Having adequate fresh water supplies in most of the Middle East has always been a serious issue. This includes ideas like dragging an iceberg from Antarctica to the Arab Gulf for drinking water. More practical fresh water procurement projects involve the use of massive desalination plants, such as those in Saudi Arabia
Another Mid East country, Israel, has pioneered the development and use of reverse osmosis desalination plants. Israel now has six of these plants in operation, with two more scheduled to go “online”. The current gravity of Israel’s worsening water crisis was dramatized recently on Israel’s Channel 12 TV news:
The lack of fresh drinking water has become so dire, according to the news program, that much of the country is in serious danger of running out of drinking water within the next few years. Yuval Steinitz, Israel’s Minister of Energy and Water Resources, told Channel 12 that the country’s current water crises in “very very grave; the worse in more than 100 years”. Most of Israel’s drinking water supplies are being supplied by the network of desalination plants along the country’s Mediterranean coastline; including the Sorek Desalination Plant (photo).

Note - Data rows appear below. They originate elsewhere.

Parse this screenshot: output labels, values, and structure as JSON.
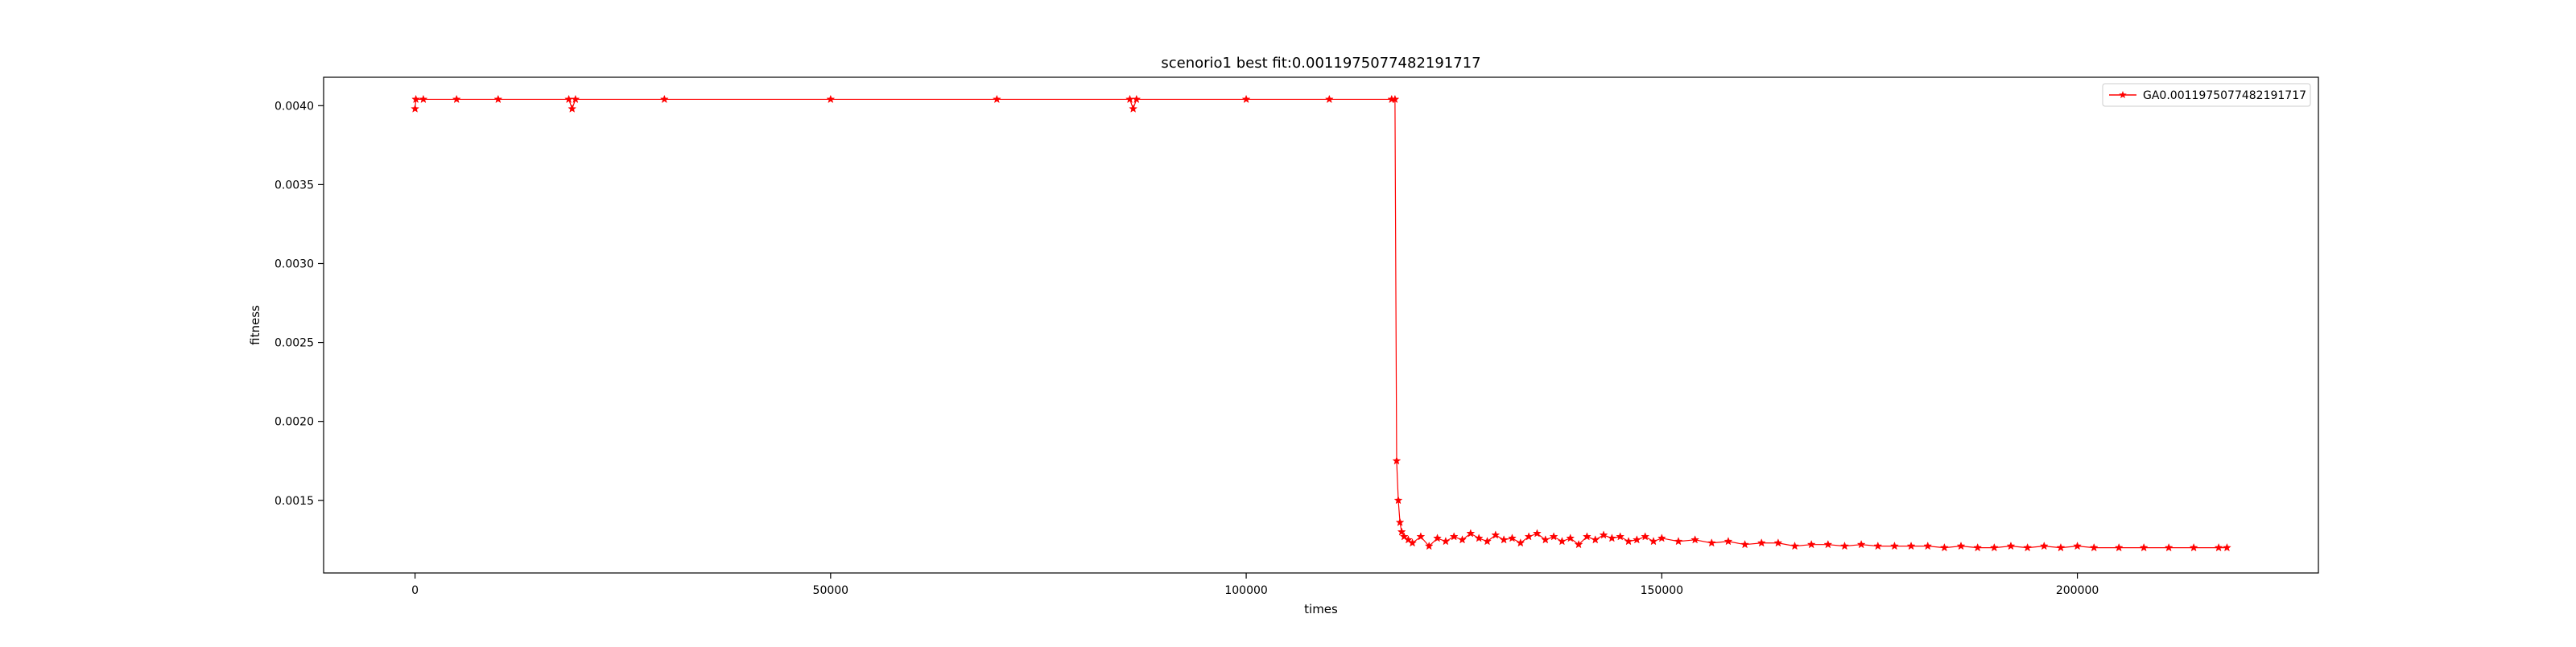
{
  "chart_data": {
    "type": "line",
    "title": "scenorio1 best fit:0.0011975077482191717",
    "xlabel": "times",
    "ylabel": "fitness",
    "xlim": [
      -11000,
      229000
    ],
    "ylim": [
      0.00104,
      0.00418
    ],
    "x_ticks": [
      0,
      50000,
      100000,
      150000,
      200000
    ],
    "x_tick_labels": [
      "0",
      "50000",
      "100000",
      "150000",
      "200000"
    ],
    "y_ticks": [
      0.0015,
      0.002,
      0.0025,
      0.003,
      0.0035,
      0.004
    ],
    "y_tick_labels": [
      "0.0015",
      "0.0020",
      "0.0025",
      "0.0030",
      "0.0035",
      "0.0040"
    ],
    "grid": false,
    "legend_position": "top-right",
    "series": [
      {
        "name": "GA0.0011975077482191717",
        "color": "#ff0000",
        "marker": "star",
        "x": [
          0,
          100,
          1000,
          5000,
          10000,
          18500,
          18900,
          19300,
          30000,
          50000,
          70000,
          86000,
          86400,
          86800,
          100000,
          110000,
          117500,
          117900,
          118100,
          118300,
          118500,
          118700,
          119000,
          119500,
          120000,
          121000,
          122000,
          123000,
          124000,
          125000,
          126000,
          127000,
          128000,
          129000,
          130000,
          131000,
          132000,
          133000,
          134000,
          135000,
          136000,
          137000,
          138000,
          139000,
          140000,
          141000,
          142000,
          143000,
          144000,
          145000,
          146000,
          147000,
          148000,
          149000,
          150000,
          152000,
          154000,
          156000,
          158000,
          160000,
          162000,
          164000,
          166000,
          168000,
          170000,
          172000,
          174000,
          176000,
          178000,
          180000,
          182000,
          184000,
          186000,
          188000,
          190000,
          192000,
          194000,
          196000,
          198000,
          200000,
          202000,
          205000,
          208000,
          211000,
          214000,
          217000,
          218000
        ],
        "y": [
          0.00398,
          0.00404,
          0.00404,
          0.00404,
          0.00404,
          0.00404,
          0.00398,
          0.00404,
          0.00404,
          0.00404,
          0.00404,
          0.00404,
          0.00398,
          0.00404,
          0.00404,
          0.00404,
          0.00404,
          0.00404,
          0.00175,
          0.0015,
          0.00136,
          0.0013,
          0.00127,
          0.00125,
          0.00123,
          0.00127,
          0.00121,
          0.00126,
          0.00124,
          0.00127,
          0.00125,
          0.00129,
          0.00126,
          0.00124,
          0.00128,
          0.00125,
          0.00126,
          0.00123,
          0.00127,
          0.00129,
          0.00125,
          0.00127,
          0.00124,
          0.00126,
          0.00122,
          0.00127,
          0.00125,
          0.00128,
          0.00126,
          0.00127,
          0.00124,
          0.00125,
          0.00127,
          0.00124,
          0.00126,
          0.00124,
          0.00125,
          0.00123,
          0.00124,
          0.00122,
          0.00123,
          0.00123,
          0.00121,
          0.00122,
          0.00122,
          0.00121,
          0.00122,
          0.00121,
          0.00121,
          0.00121,
          0.00121,
          0.0012,
          0.00121,
          0.0012,
          0.0012,
          0.00121,
          0.0012,
          0.00121,
          0.0012,
          0.00121,
          0.0012,
          0.0012,
          0.0012,
          0.0012,
          0.0012,
          0.0012,
          0.0012
        ]
      }
    ]
  }
}
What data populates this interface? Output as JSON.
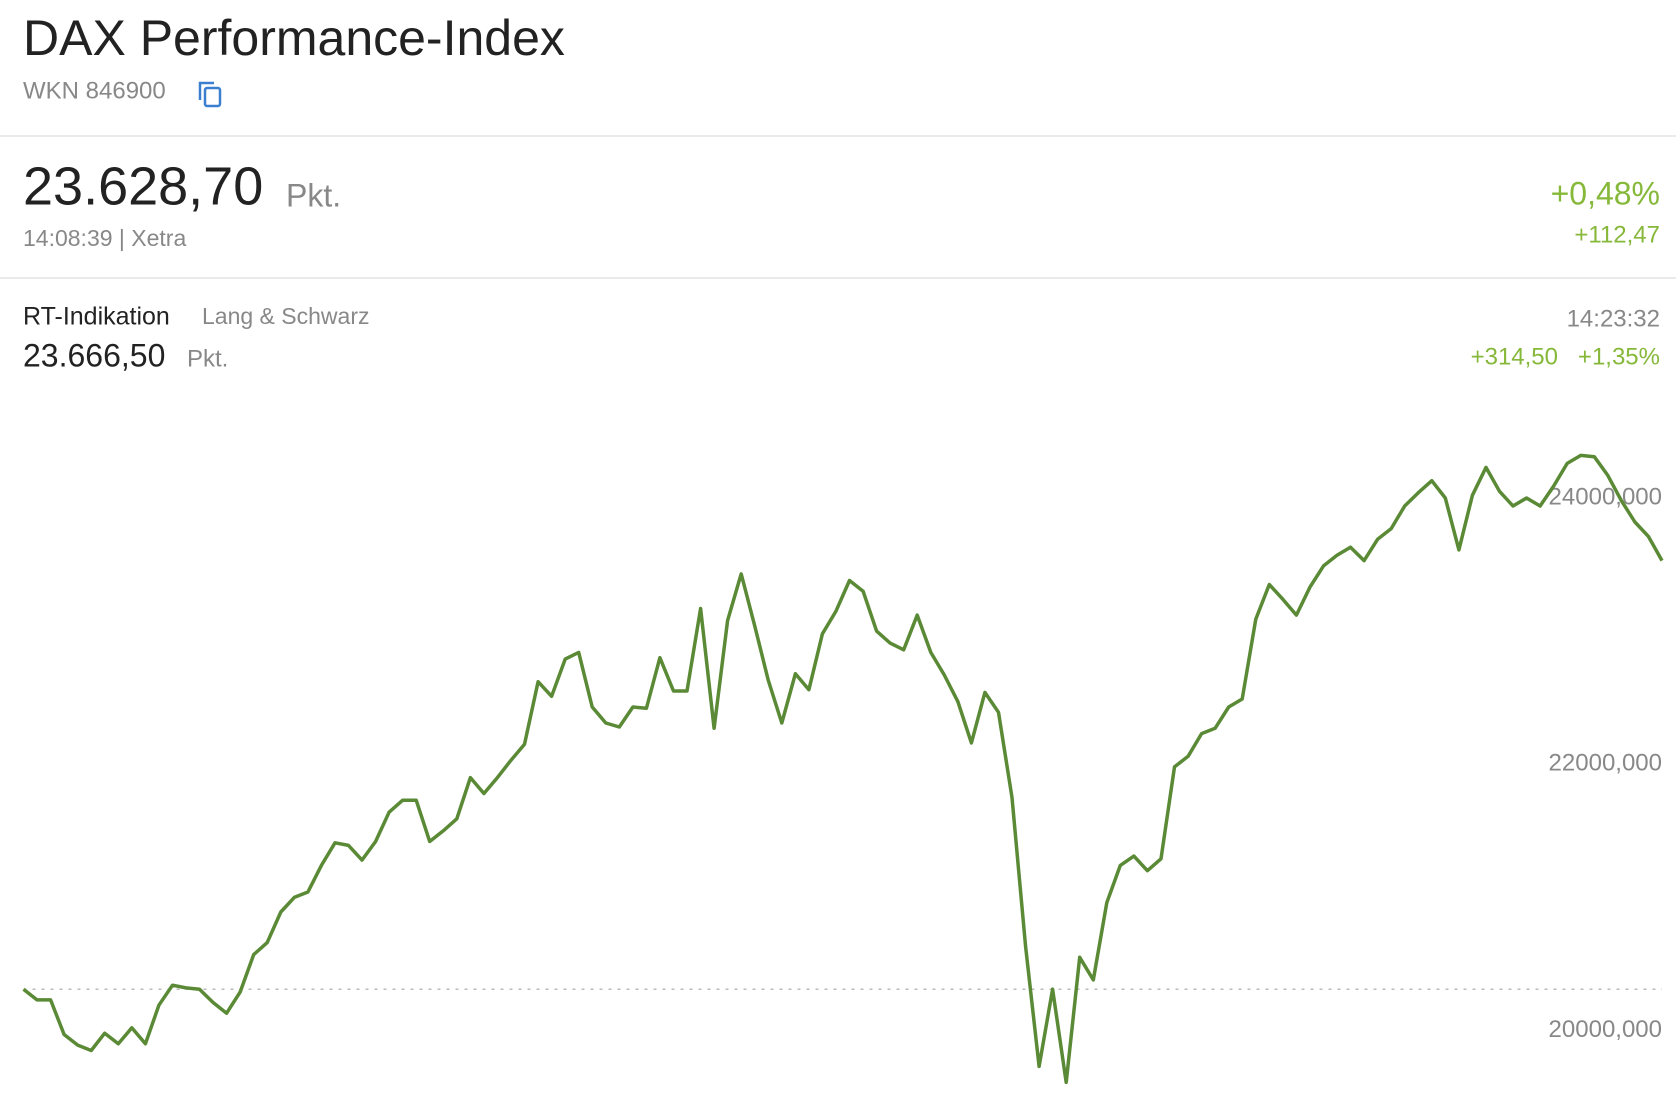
{
  "header": {
    "title": "DAX Performance-Index",
    "wkn": "WKN 846900"
  },
  "quote": {
    "price": "23.628,70",
    "unit": "Pkt.",
    "time_exchange": "14:08:39 | Xetra",
    "change_pct": "+0,48%",
    "change_abs": "+112,47"
  },
  "rt": {
    "label": "RT-Indikation",
    "source": "Lang & Schwarz",
    "price": "23.666,50",
    "unit": "Pkt.",
    "time": "14:23:32",
    "change_abs": "+314,50",
    "change_pct": "+1,35%"
  },
  "chart_data": {
    "type": "line",
    "color": "#5b8a36",
    "values": [
      20310,
      20230,
      20230,
      19970,
      19890,
      19850,
      19980,
      19900,
      20020,
      19900,
      20190,
      20340,
      20320,
      20310,
      20210,
      20130,
      20290,
      20570,
      20660,
      20890,
      21000,
      21040,
      21240,
      21410,
      21390,
      21280,
      21420,
      21640,
      21730,
      21730,
      21420,
      21500,
      21590,
      21900,
      21780,
      21900,
      22030,
      22150,
      22620,
      22510,
      22790,
      22840,
      22430,
      22310,
      22280,
      22430,
      22420,
      22800,
      22550,
      22550,
      23170,
      22270,
      23080,
      23430,
      23040,
      22630,
      22310,
      22680,
      22560,
      22980,
      23150,
      23380,
      23300,
      23000,
      22910,
      22860,
      23120,
      22840,
      22670,
      22470,
      22160,
      22540,
      22390,
      21750,
      20630,
      19730,
      20310,
      19610,
      20550,
      20380,
      20960,
      21240,
      21310,
      21200,
      21290,
      21980,
      22060,
      22230,
      22270,
      22430,
      22490,
      23090,
      23350,
      23240,
      23120,
      23330,
      23490,
      23570,
      23630,
      23530,
      23690,
      23770,
      23940,
      24040,
      24130,
      24000,
      23610,
      24020,
      24230,
      24050,
      23940,
      24000,
      23940,
      24090,
      24260,
      24320,
      24310,
      24170,
      23980,
      23820,
      23710,
      23530
    ],
    "ylim": [
      19550,
      24700
    ],
    "yticks": [
      {
        "value": 20000,
        "label": "20000,000"
      },
      {
        "value": 22000,
        "label": "22000,000"
      },
      {
        "value": 24000,
        "label": "24000,000"
      }
    ],
    "baseline": 20310
  }
}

Ms. Hila Gil, head of the desalination department for the Israel Water Authority, told Channel 12 that even with present desalination plants operating at full capacity, there will still not be enough fresh water to supply the entire country’s needs. “In 2006, around 100 million cubic meters of fresh water was being supplied by desalination. Now, as of the end of 2017, this amount has increased to more than 585 million cubic meters. In other words, around 85% of Israel’s fresh water needs are being supplied by desalination”, she said.
Israel’s fresh water shortage has been aggrivated by a long term drought that has been ongoing for more than 5 years. This has resulted in the country’s main land based water source, Lake Kinneret, being so depleted that “islands ” of dry land are now appearing in it. Geora Shaham, Manager of the Israel Water Authority, told Channel 12 that he fears that soon there will not be enough drinking water for many parts of the country, especially the northen areas. “Except for what we get from the sea (via desalination) there is simply not enough water available in many locations for agriculture and for drinking.”
The current situation in Israel is being compared with locations like Cyprus and Capetown South Africa, where fresh water is being strictly rationed and water taps are virtually dry most of the time. Government authorities are saying that the next major war may well be fought over water supplies.
Israel assisted nearby Cyprus to construct desalination plants after the island country began to experience critical fresh water shortages nearly a decade ago. Despite this, Cyprus is still in the midst of a very critical fresh water shortage with people living there barely getting any fresh tap water and having to rely on chemical products for washing and cleaning. Neighboring Jordan is also in the midst of a critical water crises; with fresh water being supplied only for an hour or two daily.
Desalination is a very expensive method of getting fresh water; especially from an energy comsumption basis, says desalination head Hila Gil. “We have to make sure the desalination plants are running properly, as they are now our main source of fresh water” she says. Besides Israel, many other countries are heavily dependent on desalination to get needed fresh water. This situation is bound to increase signifially in the years to come.